We have recently seen some positive developments, working with the government to access and assist vulnerable populations, including the transport and distribution of food to some 25,000 Eritrean refugees in the Mai Aini and Adi Harush camps in Tigray. Last week UNHCR and partners carried out a rapid assessment mission at the two camps with the Ethiopian Agency for Refugee and Returnee Affairs and have been able to start restoring the water supply and limited health services. We hope that soon we will be able to re-establish full protection and other humanitarian activities.
However, in spite of repeated requests, UNHCR and partners have not yet had any access to the Shimelba and Hitsats refugee camps since the start of the law and order operation two months ago.
I am very worried for the safety and well-being of Eritrean refugees in those camps. They have been without any aid for many weeks.

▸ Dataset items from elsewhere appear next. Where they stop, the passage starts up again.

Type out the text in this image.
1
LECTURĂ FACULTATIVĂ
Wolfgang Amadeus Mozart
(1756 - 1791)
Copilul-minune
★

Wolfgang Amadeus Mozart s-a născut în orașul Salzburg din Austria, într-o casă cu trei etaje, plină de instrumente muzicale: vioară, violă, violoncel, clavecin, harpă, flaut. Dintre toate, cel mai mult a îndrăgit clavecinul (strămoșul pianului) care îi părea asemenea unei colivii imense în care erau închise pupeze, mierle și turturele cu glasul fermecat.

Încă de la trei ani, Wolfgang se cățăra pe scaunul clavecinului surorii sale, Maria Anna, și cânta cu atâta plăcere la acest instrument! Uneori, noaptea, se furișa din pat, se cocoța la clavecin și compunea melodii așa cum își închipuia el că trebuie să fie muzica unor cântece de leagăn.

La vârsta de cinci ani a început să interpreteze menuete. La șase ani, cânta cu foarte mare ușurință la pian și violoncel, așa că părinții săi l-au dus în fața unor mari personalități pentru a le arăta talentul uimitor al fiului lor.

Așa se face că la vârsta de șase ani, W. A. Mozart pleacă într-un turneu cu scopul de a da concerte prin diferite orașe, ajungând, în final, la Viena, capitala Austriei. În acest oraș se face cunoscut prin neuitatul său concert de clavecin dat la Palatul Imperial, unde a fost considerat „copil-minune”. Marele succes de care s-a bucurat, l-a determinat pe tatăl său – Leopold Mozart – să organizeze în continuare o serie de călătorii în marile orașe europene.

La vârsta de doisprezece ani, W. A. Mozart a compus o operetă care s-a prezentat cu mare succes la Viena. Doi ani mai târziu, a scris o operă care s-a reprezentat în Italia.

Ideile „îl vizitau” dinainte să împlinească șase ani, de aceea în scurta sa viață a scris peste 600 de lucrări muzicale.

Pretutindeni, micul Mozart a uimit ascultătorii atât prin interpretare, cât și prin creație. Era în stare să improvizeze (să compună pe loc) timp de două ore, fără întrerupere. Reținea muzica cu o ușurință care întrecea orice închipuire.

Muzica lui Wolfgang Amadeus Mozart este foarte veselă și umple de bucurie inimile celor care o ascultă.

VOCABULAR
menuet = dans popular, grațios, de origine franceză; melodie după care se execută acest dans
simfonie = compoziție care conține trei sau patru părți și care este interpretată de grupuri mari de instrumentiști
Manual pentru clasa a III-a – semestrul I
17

Furthermore, and of utmost concern, I continue to receive many reliable reports and first-hand accounts of ongoing insecurity and allegations of grave and distressing human rights abuses, including killings, targeted abductions and forced return of refugees to Eritrea. Reports of additional military incursions over the last 10 days are consistent with open source satellite imagery showing new fires burning and other fresh signs of destruction at the two camps. These are concrete indications of major violations of international law.
Ethiopia has long given refuge to people fleeing conflict and persecution. The Federal Government has provided assurances that measures are being taken to minimize the impact of the conflict on civilians. I have impressed upon the Ethiopian leadership the urgency of ensuring the protection of refugees, preventing forced return, and keeping refugee camps safe from attacks and other threats from armed actors.
Equally distressing to UNHCR teams on the ground has been our inability to assist thousands of Eritrean refugees who continue to flee the camps in search of safety and support. Refugees arriving on foot to Shire town in Tigray are emaciated, begging for aid that is not available. Refugees who reached Addis Ababa are being returned to Tigray, some against their will. While access to Mai Aini and Adi Harush camps is a good start, I must reiterate the UN-wide call for full and unimpeded access – exploring all options to safely provide desperately needed assistance.
UNHCR remains committed to work with the Ethiopian government to carry out our mandate to protect and assist those forced to flee in line with the humanitarian principles of impartiality and neutrality. We remain available to seek solutions – together – to the current humanitarian problems in a spirit of collaboration and constructive partnership. Safe access and swift action are needed now to save thousands of lives at risk.